In January 2012 it was announced by the Italians (but not by Princeton) that Princeton would be returning a number of antiquities to Italy.

A discussion of the return (including a statement by the curator in question emphasising his innocence) was published in an academic journal during the summer of 2012.

The Princeton return had implications for other North American collections including Dallas.

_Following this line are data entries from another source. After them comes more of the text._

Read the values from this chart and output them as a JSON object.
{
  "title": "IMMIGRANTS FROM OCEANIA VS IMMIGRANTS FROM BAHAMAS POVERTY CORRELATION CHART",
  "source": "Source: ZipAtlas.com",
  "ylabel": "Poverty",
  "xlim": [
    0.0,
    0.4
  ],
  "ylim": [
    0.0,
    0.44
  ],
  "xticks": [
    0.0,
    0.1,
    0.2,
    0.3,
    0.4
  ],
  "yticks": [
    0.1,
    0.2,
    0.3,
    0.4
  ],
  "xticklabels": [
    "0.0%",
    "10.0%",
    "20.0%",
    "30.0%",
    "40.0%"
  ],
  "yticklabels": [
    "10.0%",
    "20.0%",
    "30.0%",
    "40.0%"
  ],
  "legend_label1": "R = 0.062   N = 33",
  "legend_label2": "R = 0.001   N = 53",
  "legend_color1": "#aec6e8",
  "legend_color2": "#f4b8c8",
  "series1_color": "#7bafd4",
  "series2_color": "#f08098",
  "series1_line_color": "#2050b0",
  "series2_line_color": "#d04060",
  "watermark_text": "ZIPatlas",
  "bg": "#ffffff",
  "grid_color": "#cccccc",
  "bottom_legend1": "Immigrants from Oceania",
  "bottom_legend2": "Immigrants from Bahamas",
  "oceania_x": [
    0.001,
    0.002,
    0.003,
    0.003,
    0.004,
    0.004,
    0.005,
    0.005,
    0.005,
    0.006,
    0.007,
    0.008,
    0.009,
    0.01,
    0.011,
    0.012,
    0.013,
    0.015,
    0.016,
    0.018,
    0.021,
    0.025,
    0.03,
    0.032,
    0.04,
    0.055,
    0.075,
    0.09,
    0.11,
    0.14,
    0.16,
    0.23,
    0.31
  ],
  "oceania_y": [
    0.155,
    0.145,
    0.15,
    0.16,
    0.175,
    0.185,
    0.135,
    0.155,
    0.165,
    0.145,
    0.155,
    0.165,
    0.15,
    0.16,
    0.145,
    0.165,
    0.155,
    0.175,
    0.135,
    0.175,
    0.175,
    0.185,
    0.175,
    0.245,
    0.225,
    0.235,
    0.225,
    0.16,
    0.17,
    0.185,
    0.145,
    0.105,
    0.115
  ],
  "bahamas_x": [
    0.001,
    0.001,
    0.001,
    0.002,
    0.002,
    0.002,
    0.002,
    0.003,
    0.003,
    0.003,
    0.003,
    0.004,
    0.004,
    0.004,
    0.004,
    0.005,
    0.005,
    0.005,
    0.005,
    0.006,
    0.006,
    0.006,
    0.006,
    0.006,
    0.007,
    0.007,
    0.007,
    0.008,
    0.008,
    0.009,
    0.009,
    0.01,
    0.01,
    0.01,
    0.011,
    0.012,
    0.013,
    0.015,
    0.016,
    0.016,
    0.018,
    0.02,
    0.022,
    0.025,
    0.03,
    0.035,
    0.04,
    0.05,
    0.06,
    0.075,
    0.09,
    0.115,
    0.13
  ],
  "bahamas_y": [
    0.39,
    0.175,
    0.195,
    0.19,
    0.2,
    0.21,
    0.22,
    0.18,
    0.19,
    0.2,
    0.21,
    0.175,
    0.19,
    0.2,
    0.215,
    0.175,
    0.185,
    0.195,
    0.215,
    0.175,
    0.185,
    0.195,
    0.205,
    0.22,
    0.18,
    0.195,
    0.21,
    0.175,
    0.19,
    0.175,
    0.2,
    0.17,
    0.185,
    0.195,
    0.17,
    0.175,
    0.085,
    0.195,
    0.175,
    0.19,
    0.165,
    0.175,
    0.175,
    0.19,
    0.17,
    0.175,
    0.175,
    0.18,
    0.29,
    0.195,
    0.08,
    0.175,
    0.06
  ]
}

It now appears that the Italian investigation into the Princeton curator is at an end (Mark F. Bernstein, "Curator no longer part of probe", Princeton Alumni Weekly January 16, 2013). Michael Padgett emailed PAW:
I’m pleased to tell you that last month I was notified that the investigation by the Rome prosecutor’s office relating to me has been fully and formally dismissed, and is now closed ... [T]his was the outcome we expected and is consistent with the University’s own findings.
There is no comment on the recommendations to acquire the now returned objects. And will the university authorities be investigating the process that allowed these toxic antiquities to enter its distinguished collection?

Where does this leave the other objects that remain in Princeton? Will the museum publish their full collecting histories?

Princeton appears to have left many questions unanswered.